Los días persiguiéndose
Luis Miguel Fuentes

13 de mayo de 2004

Cannabis

El asunto de la legalización del cannabis, el hachís, la marihuana, la grifa, la yerba, reaparece de vez en cuando como un cometa con las barbas muy perfumadas y nos trae una reivindicación de flojos, un espanto de los decentes y una botánica del pecado, que arde muy bien, contra otra botánica de las infusiones. Ahora nuestras autoridades se lo vuelven a plantear porque todo eso, más que una toxina que entra en la carne, es una cosa que da ambiente, guitarreo, poemas de la calle, contracultura y pies sucios, y esto quizá cuadra con del nuevo talante que nos ha traído el polen de la primavera. Analizar la droga desde la química no sirve, porque hasta el amor es química. Nuestro cuerpo no funciona en seco y hacen falta endorfinas, pitillos, prozac, güiscazos, optalidones, enamoramientos, cafelitos, adrenalina, testosterona o porros, venenos de dentro o de fuera que están más o menos todos en la misma categoría por ese gran puchero que es el cuerpo humano. La droga no es una molécula ardiendo, sino su cultura, su argumento, su distrito y hasta sus sastres. Si unas drogas se santifican y otras se persiguen, suele ser por esto y no porque nos maten poco o mucho, que todo mata como la vida.

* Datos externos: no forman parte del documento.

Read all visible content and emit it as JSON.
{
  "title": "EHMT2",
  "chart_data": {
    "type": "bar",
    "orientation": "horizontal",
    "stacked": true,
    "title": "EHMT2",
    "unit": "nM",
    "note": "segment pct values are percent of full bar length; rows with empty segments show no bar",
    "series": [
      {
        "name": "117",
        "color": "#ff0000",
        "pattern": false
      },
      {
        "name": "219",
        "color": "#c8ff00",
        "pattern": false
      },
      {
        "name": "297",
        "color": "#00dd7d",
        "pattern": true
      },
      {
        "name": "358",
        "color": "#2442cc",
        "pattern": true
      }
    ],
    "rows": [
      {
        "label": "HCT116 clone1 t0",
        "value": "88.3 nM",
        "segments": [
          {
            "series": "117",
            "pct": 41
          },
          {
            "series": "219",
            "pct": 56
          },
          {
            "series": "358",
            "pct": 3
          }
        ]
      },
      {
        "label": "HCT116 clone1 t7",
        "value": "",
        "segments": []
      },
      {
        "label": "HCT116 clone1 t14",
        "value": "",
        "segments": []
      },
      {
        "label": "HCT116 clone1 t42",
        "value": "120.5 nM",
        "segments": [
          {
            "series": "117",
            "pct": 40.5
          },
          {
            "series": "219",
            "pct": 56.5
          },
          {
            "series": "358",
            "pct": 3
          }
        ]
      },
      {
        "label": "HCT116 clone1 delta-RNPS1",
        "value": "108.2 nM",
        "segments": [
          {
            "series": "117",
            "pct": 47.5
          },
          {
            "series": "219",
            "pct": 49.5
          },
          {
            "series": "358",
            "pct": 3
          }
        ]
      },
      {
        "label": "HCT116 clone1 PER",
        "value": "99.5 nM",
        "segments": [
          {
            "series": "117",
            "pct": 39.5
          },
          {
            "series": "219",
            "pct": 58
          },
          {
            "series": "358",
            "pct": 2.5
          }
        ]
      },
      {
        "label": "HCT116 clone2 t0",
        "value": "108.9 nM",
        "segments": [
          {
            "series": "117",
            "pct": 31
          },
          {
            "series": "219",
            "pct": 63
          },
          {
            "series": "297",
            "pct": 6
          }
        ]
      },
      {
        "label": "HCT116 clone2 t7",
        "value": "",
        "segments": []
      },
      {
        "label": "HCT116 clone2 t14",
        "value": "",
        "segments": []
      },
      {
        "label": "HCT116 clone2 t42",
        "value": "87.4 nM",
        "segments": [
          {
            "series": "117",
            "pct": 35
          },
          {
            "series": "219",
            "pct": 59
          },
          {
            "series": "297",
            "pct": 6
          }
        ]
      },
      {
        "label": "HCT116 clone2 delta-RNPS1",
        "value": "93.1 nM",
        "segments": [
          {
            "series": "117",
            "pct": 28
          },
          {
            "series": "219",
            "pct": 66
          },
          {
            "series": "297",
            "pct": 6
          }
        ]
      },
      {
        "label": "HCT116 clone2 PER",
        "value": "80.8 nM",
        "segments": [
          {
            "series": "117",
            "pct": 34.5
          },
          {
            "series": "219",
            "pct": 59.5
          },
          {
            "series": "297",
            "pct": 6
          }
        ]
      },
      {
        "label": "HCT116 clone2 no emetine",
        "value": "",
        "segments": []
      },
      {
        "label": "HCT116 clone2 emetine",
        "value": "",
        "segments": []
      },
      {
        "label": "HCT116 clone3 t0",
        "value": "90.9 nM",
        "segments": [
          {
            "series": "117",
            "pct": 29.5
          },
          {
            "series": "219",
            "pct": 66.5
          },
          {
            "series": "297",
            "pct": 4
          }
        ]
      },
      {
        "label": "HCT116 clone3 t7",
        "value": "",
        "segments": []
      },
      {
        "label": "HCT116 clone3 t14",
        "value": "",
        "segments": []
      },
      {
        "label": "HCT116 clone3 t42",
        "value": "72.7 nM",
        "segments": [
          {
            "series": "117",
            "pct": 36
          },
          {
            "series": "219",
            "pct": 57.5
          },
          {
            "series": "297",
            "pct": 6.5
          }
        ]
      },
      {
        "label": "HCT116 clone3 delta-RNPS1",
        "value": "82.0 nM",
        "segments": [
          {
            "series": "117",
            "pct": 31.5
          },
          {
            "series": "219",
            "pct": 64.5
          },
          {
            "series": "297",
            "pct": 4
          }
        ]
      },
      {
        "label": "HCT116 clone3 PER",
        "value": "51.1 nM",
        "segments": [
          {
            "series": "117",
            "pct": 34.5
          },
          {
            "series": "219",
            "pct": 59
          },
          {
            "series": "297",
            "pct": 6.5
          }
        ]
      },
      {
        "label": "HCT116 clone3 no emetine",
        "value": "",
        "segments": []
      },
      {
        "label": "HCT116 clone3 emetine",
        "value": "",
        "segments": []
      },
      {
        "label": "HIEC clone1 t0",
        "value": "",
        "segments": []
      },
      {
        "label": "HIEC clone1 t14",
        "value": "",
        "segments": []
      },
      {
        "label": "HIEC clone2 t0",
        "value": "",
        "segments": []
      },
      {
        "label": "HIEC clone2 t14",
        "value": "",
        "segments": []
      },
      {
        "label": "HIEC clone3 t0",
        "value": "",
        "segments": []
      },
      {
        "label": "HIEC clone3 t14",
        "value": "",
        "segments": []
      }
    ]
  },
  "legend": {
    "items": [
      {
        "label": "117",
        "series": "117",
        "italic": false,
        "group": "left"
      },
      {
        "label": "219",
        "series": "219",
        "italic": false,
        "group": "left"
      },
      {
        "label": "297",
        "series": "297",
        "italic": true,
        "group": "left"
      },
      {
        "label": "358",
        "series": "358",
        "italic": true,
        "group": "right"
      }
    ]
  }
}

Hay drogas blancas, cristianas, ya mezcladas con nuestra sangre hecha de siglos, y hay drogas extranjeras, tiznadas, que vienen a través de una pantera, un dragón o una rosa del desierto que salta los continentes. Nuestros dioses y nuestros frailes están hechos al vino, no a la fumata, y por eso el cannabis es la semilla maldita y la planta femenina que cultiva el diablo con manos negras y blandas como las que da la lujuria. El cannabis de los cineclubs, de los profesores de lengua, del 68, de los hippies, cuando todos los prados estaban para fumarse y en las caravanas las doncellas se perdían entre amapolas y repartían luego sus embarazos gloriosos por la comuna; el cannabis como el incienso de los rebeldes, su borrachera seca porque el poder iba más al orujo y al coñac con nombres de emperador; el cannabis de la marginación, de los vendedores de pulseras y bicicletas de alambre, de los choris, de escaparse de todo en la tapia antes quizá de entrar en el jaco y quedarse flacos o muertos. El cannabis, en María o en hachís, fue o es todo eso, pero cuando los niñatos van más a la botellota y a la pastilla que les revienta el corazón en una sola noche, ahora empieza a ser una cosa de viejos apacibles, intelectualizada como una pipa, distinguida como una cojera.

El cannabis no es peor que muchas tarrinas que nos da el supermercado pero hay que tomarlo como en una misa negra porque somos así de hipócritas. Lo de la droga es quizá tan sólo una prohibición o no del placer según su olor. El geranio canalla del cannabis les huele mal a los decentes que sin embargo le echan anís al botijo y van luego a tirar una cabra desde el campanario. La droga está en todas las culturas, ya lo dice Escohotado, porque todo placer es artificial y hasta los besos nos dejan dopados según nos cuenta la medicina. Nuestra cultura tiró por el líquido y por ese ambiente de cosacos de nuestras celebraciones con alcohol, y sin embargo una ramita ardiendo nos suena a brujería y a indio que habla con los osos. No hay más diferencia. Mientras, esto sigue alimentando mafias y navajeros, cuando podría alimentar a los boticarios. En Holanda ya lo saben y allí se puede pedir cannabis como pastillas de eucalipto que dan risa. Y no se ha terminado la civilización ni se les han muerto los oficinistas.